COALbol Miner - Converts old data into SQL databases.
(C) Code For Birmingham http://codeforbirmingham.org @author: Marcus Dillavou [email protected] @license: MIT License
COALBOL Miner (cbminer) is a python library. You will need the following:
- python 2.7.x
- sqlalchemy
CBMiner can be run in two ways: in batch through the command line or through the web interface. It is recommended that you use the web interface to at least setup and configure cb miner's database backend.
To start the webserver, run:
$ python cbminer-server
This will start a small http server on port 8080. Point your webbrowser to http://127.0.0.1:8080/
From here, you will first be able to configure the sql database backend that will be used. There are several options, including Microsoft SQL Server, postgresql, mysql, and sqlite.

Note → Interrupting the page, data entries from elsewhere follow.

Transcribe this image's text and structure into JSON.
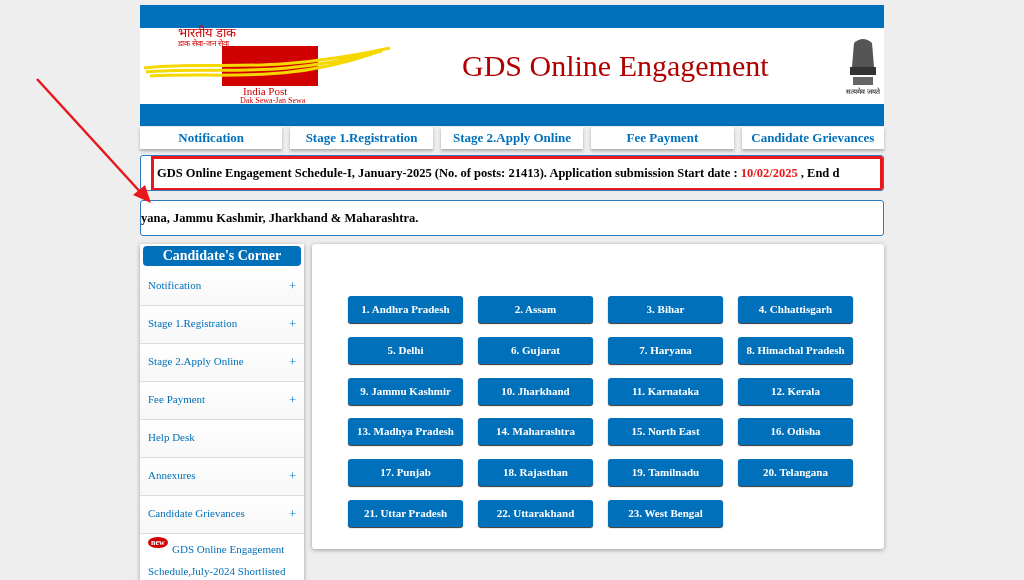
{
  "header": {
    "logo": {
      "hindi_title": "भारतीय डाक",
      "hindi_tagline": "डाक सेवा-जन सेवा",
      "name": "India Post",
      "tagline": "Dak Sewa-Jan Sewa"
    },
    "title": "GDS Online Engagement",
    "emblem_motto": "सत्यमेव जयते"
  },
  "nav": [
    {
      "label": "Notification"
    },
    {
      "label": "Stage 1.Registration"
    },
    {
      "label": "Stage 2.Apply Online"
    },
    {
      "label": "Fee Payment"
    },
    {
      "label": "Candidate Grievances"
    }
  ],
  "ticker": {
    "before": "GDS Online Engagement Schedule-I, January-2025 (No. of posts: 21413). Application submission Start date : ",
    "date": "10/02/2025",
    "after": " , End d",
    "highlighted": true
  },
  "ticker_2": "yana, Jammu Kashmir, Jharkhand & Maharashtra.",
  "sidebar": {
    "title": "Candidate's Corner",
    "items": [
      {
        "label": "Notification",
        "toggle": "+"
      },
      {
        "label": "Stage 1.Registration",
        "toggle": "+"
      },
      {
        "label": "Stage 2.Apply Online",
        "toggle": "+"
      },
      {
        "label": "Fee Payment",
        "toggle": "+"
      },
      {
        "label": "Help Desk"
      },
      {
        "label": "Annexures",
        "toggle": "+"
      },
      {
        "label": "Candidate Grievances",
        "toggle": "+"
      }
    ],
    "news": {
      "badge": "new",
      "text": "GDS Online Engagement Schedule,July-2024 Shortlisted"
    }
  },
  "states": [
    "1. Andhra Pradesh",
    "2. Assam",
    "3. Bihar",
    "4. Chhattisgarh",
    "5. Delhi",
    "6. Gujarat",
    "7. Haryana",
    "8. Himachal Pradesh",
    "9. Jammu Kashmir",
    "10. Jharkhand",
    "11. Karnataka",
    "12. Kerala",
    "13. Madhya Pradesh",
    "14. Maharashtra",
    "15. North East",
    "16. Odisha",
    "17. Punjab",
    "18. Rajasthan",
    "19. Tamilnadu",
    "20. Telangana",
    "21. Uttar Pradesh",
    "22. Uttarakhand",
    "23. West Bengal"
  ]
}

Once configured, this data is saved in the cbminer.ini and is persistent for both the batch mode and the web mode.
At this point, you will first need to upload the Schema file. This file tells us the translations we will use along with the tables that will be created. Once the schema is parsed, the available tables will be shown. You can then being uploading the old csv data for the appropriate tables.
You can also run this in batch mode on the command line. You need to make sure your cbminer.ini is configured either manually, or through the web. For batch mode, you will run the cbminer program.
$ python cbminer
The cbminer has several require parameters. You MUST include the schema file as an option and then specify one or more database related to tables in the schema. For example, if you had a schema for the employee table and an employee dataset, your would run as follows:
$ python cbminer employee_schema.csv --table Employee employee_data.csv
If your schema contains multiple tables, for example, the schema has an employee table and a product table, you would run as follows:
$ python cbminer schema.csv --table Employees employee_data.csv --table Products product_data.csv
The biggest issue around this project is normalizing and converting data. The data conversion has been encapsulated in the ColumnFactory class. This class has two main goals:
- Converting the column types named in the schema into a SQLAlchemy Column type
- Converting the actual data into the correct python type.
For example, for converting the data, the Schema will list a Date type, and the data will have a string like 92280. This needs to be correctly parsed in converting into a python Date object first. The ColumnFactory will likely need to be extended as more data is available and more types are discovered.